Based on these data, we seek to safely achieve objective clinical regression of metastatic
RCC by the following new transplant approach. (1) The allograft will be administered after a
low intensity, outpatient induction chemotherapy regimen consisting of pentostatin and
cyclophosphamide. This regimen is intended to provide sufficient host immune T cell
depletion, and as such, a conventional preparative regimen will not be administered. (2) To
avoid mixed chimerism for rapid potentiation of graft-versus-tumor (GVT) effects, a growth
colony stimulating factor (G-CSF) mobilized allograft will be augmented with donor lymphocyte
infusion at day 14 post-transplant consisting of Th2.rapa cells.
Objectives:
Primary objective: (1) Determine whether this new, low-intensity transplant approach can
yield objective partial or complete remission of metastatic RCC, with the goal of ruling out
a partial response (PR)/complete response (CR) rate of 20% in favor of a rate of 60%.
Secondary objectives: (1) Evaluate the safety and immune-depleting properties of the
pentostatin/cyclophosphamide regimen; (2) Characterize the engraftment kinetics and GVHD
profile of this new transplant approach; and (3) Characterize post-transplant immunity in
study subjects, including cytokine phenotype, immune reconstitution, and potential anti-tumor
effector mechanisms.
Eligibility:
Adults (18 - 75 years) with metastatic RCC who have an eligible 6/6 human leukocyte antigen
(HLA)-matched sibling donor.
Must have had one prior therapy with either sorafenib, sunitinib, or temsirolimus or any
other Food and Drug Administration (FDA)-approved agent for therapy of metastatic renal cell
carcinoma..
Life expectancy greater than or equal to 3 months, Karnofsky score greater than or equal to
80, relatively normal organ function, and absence of central nervous system (CNS) metastases.
Design:
Patients will receive a 21-day course of pentostatin (intravenous infusion on days 1, 8, and
15; 4 mg/m^2 per dose) and daily oral cyclophosphamide (200 mg per day).
Patients will receive a mobilized, T cell-replete allogeneic hematopoietic stem cell graft
followed by a pre-emptive donor lymphocyte infusion with donor Th2 cells at day 14
post-transplant.

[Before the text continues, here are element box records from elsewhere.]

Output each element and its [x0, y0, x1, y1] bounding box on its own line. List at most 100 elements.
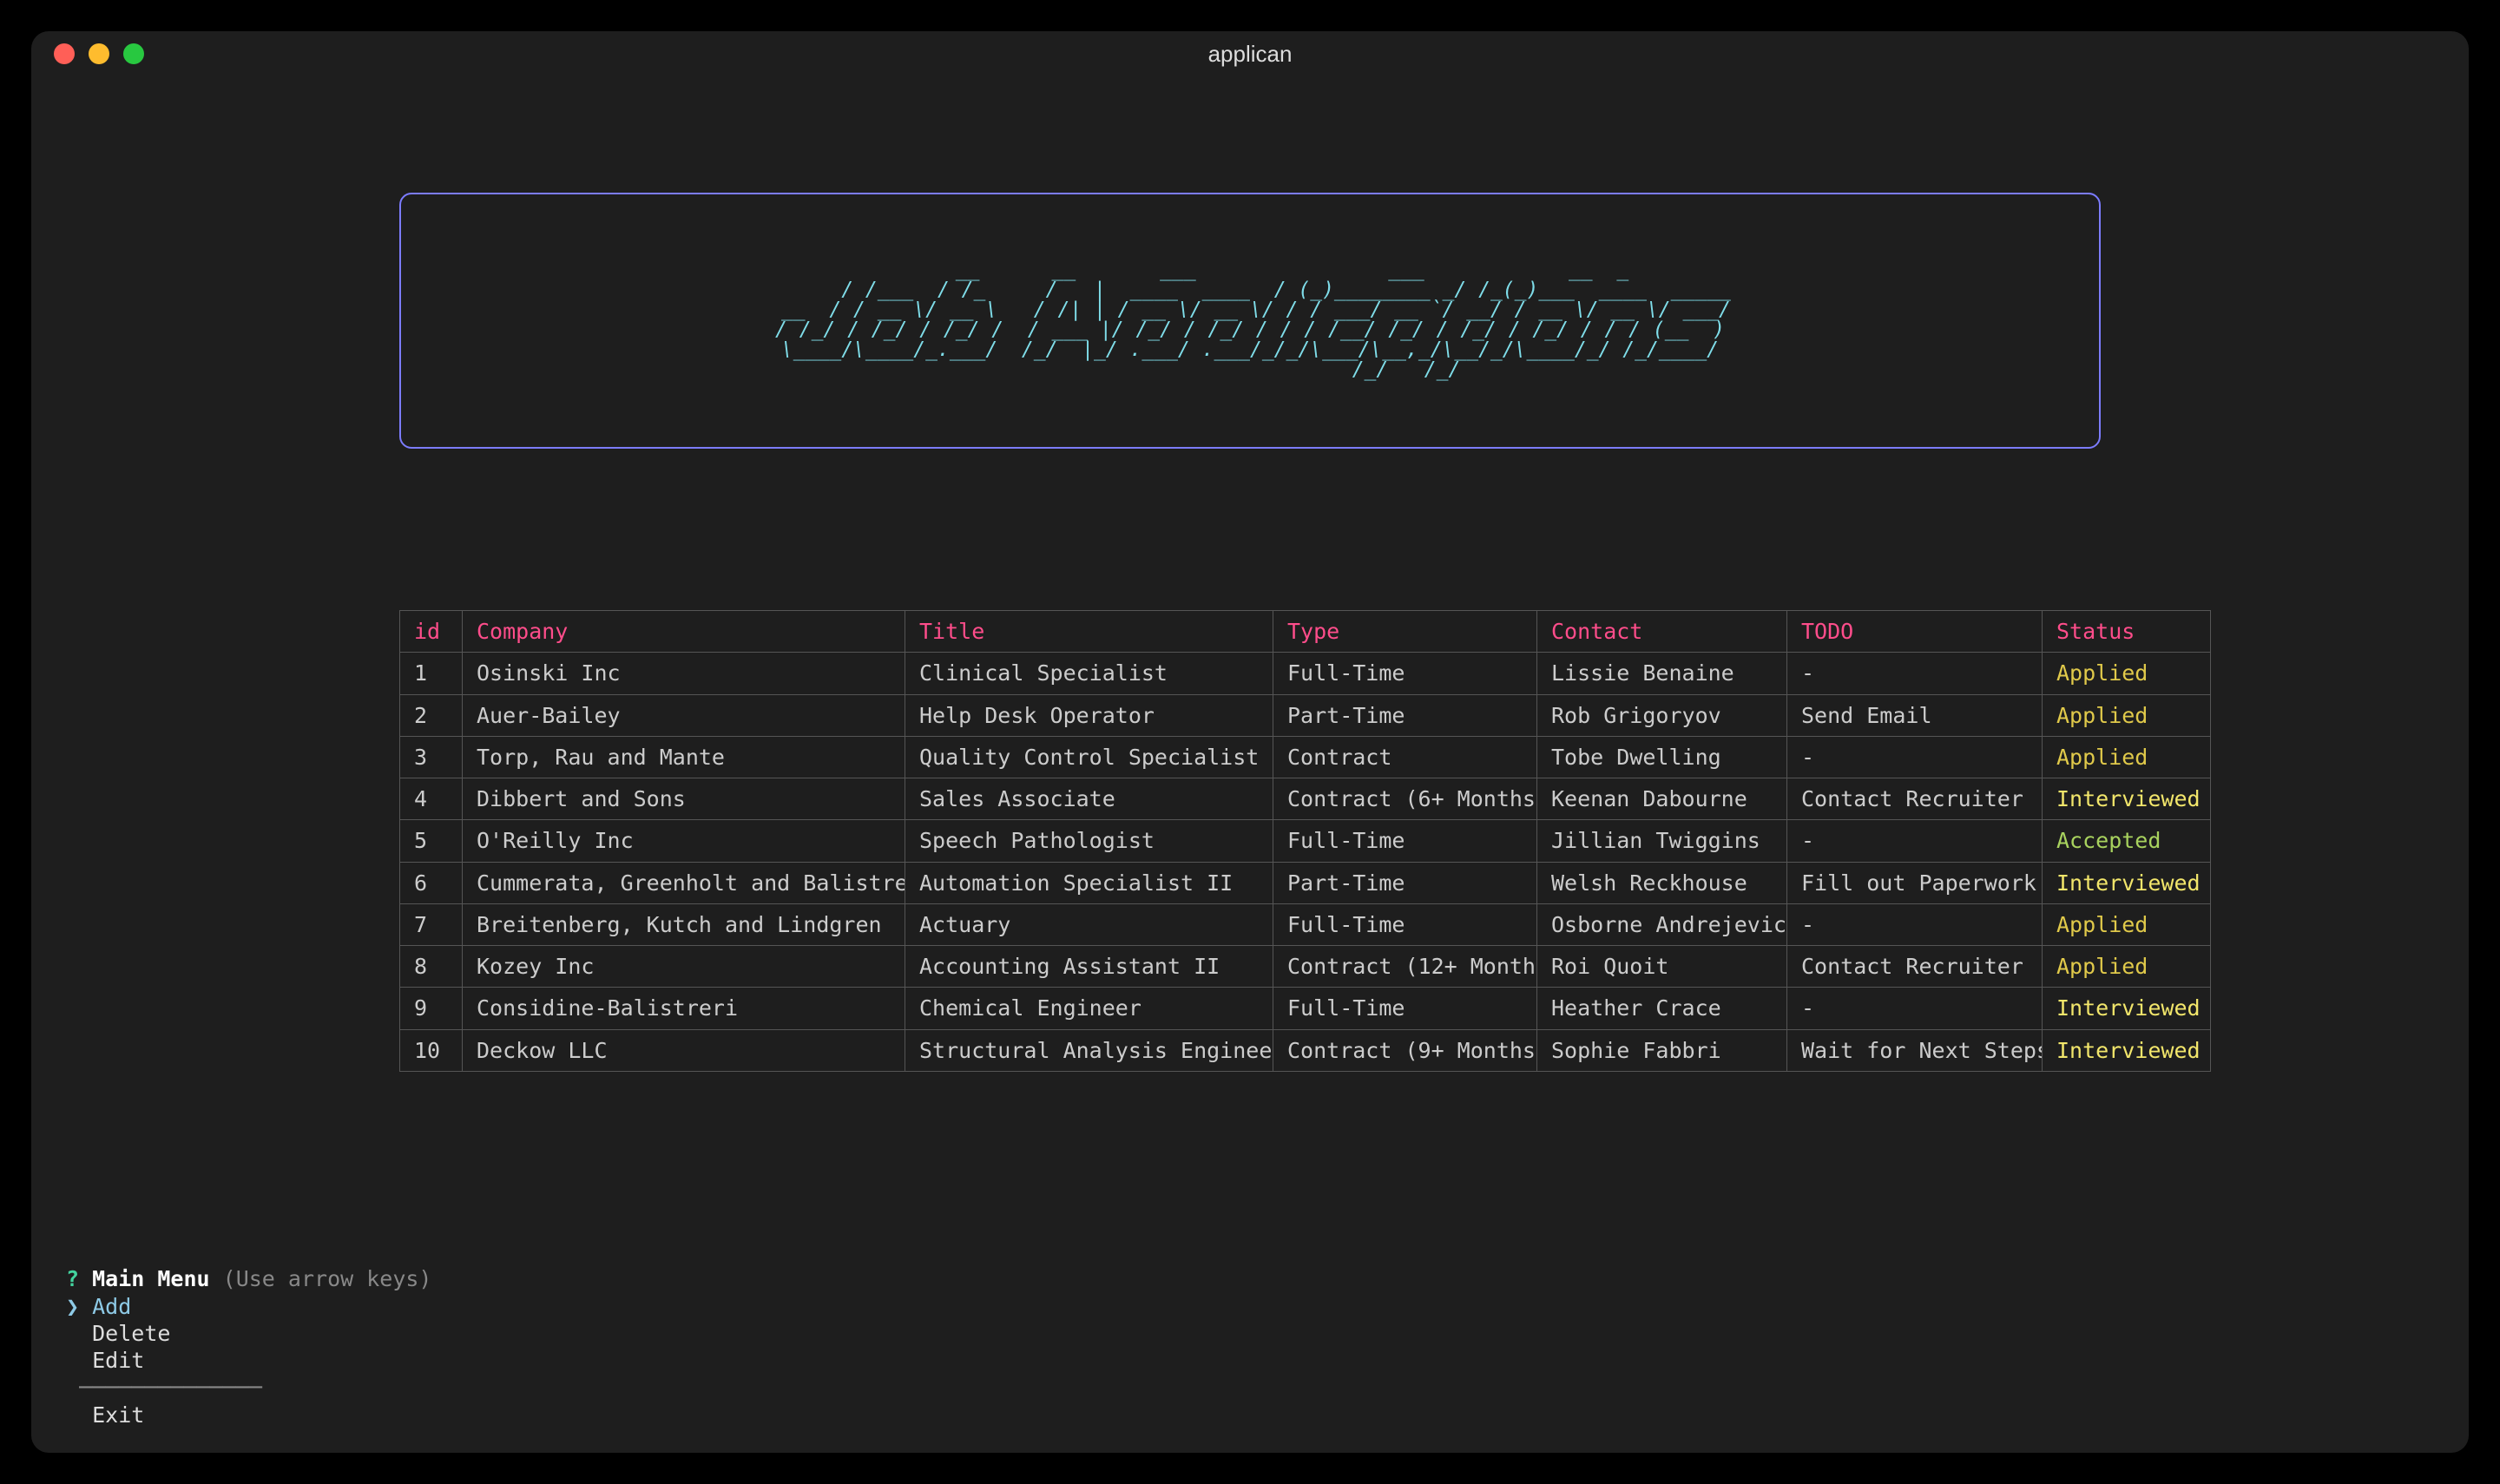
prompt-symbol: ?: [66, 1266, 79, 1291]
cell-todo: Contact Recruiter: [1787, 778, 2043, 820]
cell-type: Contract: [1273, 736, 1537, 778]
cell-company: Cummerata, Greenholt and Balistreri: [463, 862, 905, 903]
window-controls: [54, 43, 144, 64]
cell-type: Full-Time: [1273, 820, 1537, 862]
window-title: applican: [31, 41, 2469, 68]
cell-id: 3: [400, 736, 463, 778]
cell-title: Speech Pathologist: [905, 820, 1273, 862]
cell-todo: Wait for Next Steps: [1787, 1029, 2043, 1071]
cell-type: Part-Time: [1273, 694, 1537, 736]
cell-type: Full-Time: [1273, 653, 1537, 694]
header-id: id: [400, 611, 463, 653]
cell-todo: -: [1787, 903, 2043, 945]
menu-item-add[interactable]: Add: [92, 1294, 131, 1319]
cell-id: 6: [400, 862, 463, 903]
cell-todo: -: [1787, 653, 2043, 694]
cell-company: Kozey Inc: [463, 946, 905, 988]
table-row[interactable]: 1Osinski IncClinical SpecialistFull-Time…: [400, 653, 2211, 694]
table-row[interactable]: 5O'Reilly IncSpeech PathologistFull-Time…: [400, 820, 2211, 862]
header-todo: TODO: [1787, 611, 2043, 653]
ascii-banner-frame: __ __ ___ ___ __ _ / /___ / /_ / | ____ …: [399, 193, 2101, 449]
table-row[interactable]: 2Auer-BaileyHelp Desk OperatorPart-TimeR…: [400, 694, 2211, 736]
table-row[interactable]: 4Dibbert and SonsSales AssociateContract…: [400, 778, 2211, 820]
cell-todo: -: [1787, 988, 2043, 1029]
header-company: Company: [463, 611, 905, 653]
titlebar: applican: [31, 31, 2469, 76]
cell-todo: Send Email: [1787, 694, 2043, 736]
cell-status: Interviewed: [2043, 988, 2211, 1029]
cell-type: Part-Time: [1273, 862, 1537, 903]
cell-status: Applied: [2043, 736, 2211, 778]
cell-status: Applied: [2043, 946, 2211, 988]
cell-contact: Roi Quoit: [1537, 946, 1787, 988]
cell-contact: Heather Crace: [1537, 988, 1787, 1029]
cell-id: 8: [400, 946, 463, 988]
cell-status: Interviewed: [2043, 778, 2211, 820]
cell-type: Full-Time: [1273, 903, 1537, 945]
menu-item-edit[interactable]: Edit: [92, 1348, 144, 1373]
cell-company: Auer-Bailey: [463, 694, 905, 736]
cell-company: Osinski Inc: [463, 653, 905, 694]
menu-title: Main Menu: [92, 1266, 209, 1291]
cell-status: Applied: [2043, 694, 2211, 736]
table-row[interactable]: 9Considine-BalistreriChemical EngineerFu…: [400, 988, 2211, 1029]
cell-contact: Tobe Dwelling: [1537, 736, 1787, 778]
cell-id: 10: [400, 1029, 463, 1071]
cell-type: Contract (12+ Months): [1273, 946, 1537, 988]
table-row[interactable]: 8Kozey IncAccounting Assistant IIContrac…: [400, 946, 2211, 988]
cell-todo: Contact Recruiter: [1787, 946, 2043, 988]
menu-cursor-icon: ❯: [66, 1294, 79, 1319]
cell-todo: -: [1787, 736, 2043, 778]
table-header-row: id Company Title Type Contact TODO Statu…: [400, 611, 2211, 653]
cell-id: 2: [400, 694, 463, 736]
cell-company: O'Reilly Inc: [463, 820, 905, 862]
header-title: Title: [905, 611, 1273, 653]
cell-status: Interviewed: [2043, 1029, 2211, 1071]
cell-contact: Rob Grigoryov: [1537, 694, 1787, 736]
cell-company: Considine-Balistreri: [463, 988, 905, 1029]
table-row[interactable]: 6Cummerata, Greenholt and BalistreriAuto…: [400, 862, 2211, 903]
cell-title: Automation Specialist II: [905, 862, 1273, 903]
cell-id: 7: [400, 903, 463, 945]
header-contact: Contact: [1537, 611, 1787, 653]
cell-contact: Lissie Benaine: [1537, 653, 1787, 694]
cell-contact: Jillian Twiggins: [1537, 820, 1787, 862]
cell-contact: Osborne Andrejevic: [1537, 903, 1787, 945]
menu-hint: (Use arrow keys): [223, 1266, 432, 1291]
cell-contact: Keenan Dabourne: [1537, 778, 1787, 820]
cell-id: 5: [400, 820, 463, 862]
cell-contact: Sophie Fabbri: [1537, 1029, 1787, 1071]
header-status: Status: [2043, 611, 2211, 653]
cell-title: Help Desk Operator: [905, 694, 1273, 736]
terminal-body[interactable]: __ __ ___ ___ __ _ / /___ / /_ / | ____ …: [31, 76, 2469, 1453]
cell-todo: -: [1787, 820, 2043, 862]
zoom-icon[interactable]: [123, 43, 144, 64]
cell-title: Actuary: [905, 903, 1273, 945]
cell-company: Deckow LLC: [463, 1029, 905, 1071]
cell-type: Contract (6+ Months): [1273, 778, 1537, 820]
cell-title: Sales Associate: [905, 778, 1273, 820]
cell-id: 4: [400, 778, 463, 820]
cell-id: 9: [400, 988, 463, 1029]
applications-table: id Company Title Type Contact TODO Statu…: [399, 610, 2211, 1072]
cell-company: Dibbert and Sons: [463, 778, 905, 820]
header-type: Type: [1273, 611, 1537, 653]
cell-title: Chemical Engineer: [905, 988, 1273, 1029]
main-menu[interactable]: ? Main Menu (Use arrow keys) ❯ Add Delet…: [66, 1238, 2434, 1453]
menu-item-exit[interactable]: Exit: [92, 1402, 144, 1428]
minimize-icon[interactable]: [89, 43, 109, 64]
terminal-window: applican __ __ ___ ___ __ _ / /___ / /_ …: [31, 31, 2469, 1453]
cell-status: Accepted: [2043, 820, 2211, 862]
table-row[interactable]: 7Breitenberg, Kutch and LindgrenActuaryF…: [400, 903, 2211, 945]
close-icon[interactable]: [54, 43, 75, 64]
table-row[interactable]: 3Torp, Rau and ManteQuality Control Spec…: [400, 736, 2211, 778]
cell-status: Interviewed: [2043, 862, 2211, 903]
cell-todo: Fill out Paperwork: [1787, 862, 2043, 903]
cell-id: 1: [400, 653, 463, 694]
table-row[interactable]: 10Deckow LLCStructural Analysis Engineer…: [400, 1029, 2211, 1071]
cell-type: Contract (9+ Months): [1273, 1029, 1537, 1071]
cell-status: Applied: [2043, 903, 2211, 945]
menu-item-delete[interactable]: Delete: [92, 1321, 170, 1346]
cell-company: Torp, Rau and Mante: [463, 736, 905, 778]
cell-title: Quality Control Specialist: [905, 736, 1273, 778]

GVHD prophylaxis will consist of a short-course of sirolimus plus
maintenance therapy with cyclosporine A.
If greater than or equal to 2/5 partial or complete responses are observed within 6 months
post-transplant, the therapy will be considered potentially promising, and will be expanded
in a Simon two-stage design to evaluate a total of n = 14 subjects. If greater than or equal
to 5/14 PR/CR are achieved, the therapy will be considered worthy of further investigation.